Oct. 12—NEWTON — Small towns have been hit hard by population loss. Many students in such communities graduate from high school, leave for college and never return.

For those who don't have the option of college and stay behind, there needs to be an opportunity to get skills that will allow them to get good-paying jobs, Baker County School Board Chairman Malcolm Parker said Wednesday.

Speaking to an Albany Herald reporter prior to the ground-breaking ceremony for the school system's new Agricultural Education Center next to the school campus, Parker said, "We are starting with the ag program. We are very excited that we're going to further train students because we live in the middle of ag country. We want to train those who will not go to college."

The facility, made possible by $200,000 in state funding, will include classroom space, a shop for small-engine instruction, a tractor for instructional purposes and include welding and basic carpentry, Parker said.

"We have a greenhouse where they are doing some things," he said. "It's going to be very versatile.

"We did have an ag program when I was in school, and I have used what I learned in that and shop class more than anything except the basic classes."

For Baker County K-12 junior Yllen Hernandez, the Agricultural Education Center will be a great place for area students to learn valuable skills, including welding and growing vegetables like tomatoes and lettuce.

"I think it'll help us," Yllen, who is in her sixth year with the school system's Future Farmers of America, said. "My daddy used to be a farmer. I kind of grew up farming. I've thought about being an ag teacher, because a lot of my family also work in greenhouses."

The center will include an agriculture mechanics pathway, said agriculture instructor Jacob Floyd, who also is the FFA advisor and is in his first year at Baker County.

"It will allow kids to have hands-on learning," he said. "That's one of the things we're going to work toward giving these students."

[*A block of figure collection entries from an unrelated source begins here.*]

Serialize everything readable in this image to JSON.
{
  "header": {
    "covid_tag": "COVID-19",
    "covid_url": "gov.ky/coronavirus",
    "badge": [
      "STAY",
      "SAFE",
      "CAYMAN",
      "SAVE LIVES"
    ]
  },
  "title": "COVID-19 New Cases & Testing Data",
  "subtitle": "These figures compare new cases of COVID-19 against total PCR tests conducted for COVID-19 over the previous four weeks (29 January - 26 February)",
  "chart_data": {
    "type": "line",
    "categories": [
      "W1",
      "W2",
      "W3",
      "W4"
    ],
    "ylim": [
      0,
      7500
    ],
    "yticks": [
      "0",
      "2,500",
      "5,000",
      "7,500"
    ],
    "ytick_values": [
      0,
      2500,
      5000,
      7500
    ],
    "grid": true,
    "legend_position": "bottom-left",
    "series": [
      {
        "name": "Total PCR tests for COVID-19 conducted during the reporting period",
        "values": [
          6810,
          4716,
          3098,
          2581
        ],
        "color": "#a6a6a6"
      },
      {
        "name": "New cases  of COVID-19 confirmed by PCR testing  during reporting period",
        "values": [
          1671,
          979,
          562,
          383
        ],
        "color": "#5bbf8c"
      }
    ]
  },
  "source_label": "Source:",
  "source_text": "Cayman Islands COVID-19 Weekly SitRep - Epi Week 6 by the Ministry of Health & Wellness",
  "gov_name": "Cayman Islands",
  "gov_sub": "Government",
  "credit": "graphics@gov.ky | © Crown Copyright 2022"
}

The two legislators who worked to secure funding, state Sen. Freddie Powell Sims, D-Dawson, and Cuthbert Republican Rep. Gerald Greene, are both retired teachers. The two attended a meeting with state Board of Education officials at which they told Baker County representatives that the first thing to make clear was that there was no money available for construction.

The two promised to each bring in $100,000 in funding from their respective legislative houses.

"On the way home, I called Freddie and said, 'How in the world are we going to get $100,000?'" Greene said during remarks to the audience of about 65 students, educators, community members and local and state officials.

The lawmaker said he begged and pleaded for funding, and both he and Sims were successful.

"It's all about you, the students of Baker County," he said. "It's all about what we can do to support these communities."

Sims said with her background as a teacher, and with a family that includes two grandfathers and a husband who farmed, she is interested in helping students in Georgia's rural areas.

"I enjoy doing anything I can for students," she said. "They are our future. Without resources, they can't do what they need to do. They need resources to do well.

"Working across the aisle to get things, that's the way you have to do it. It's not a 'me' job, it's a 'we' job. These children deserve the same things every student in America does."

Baker Schools Superintendent Roy Brooks kicked off the program preceding the ground-breaking by summing up Sims' and Greene's contribution: "You two have made this dream a reality," he said.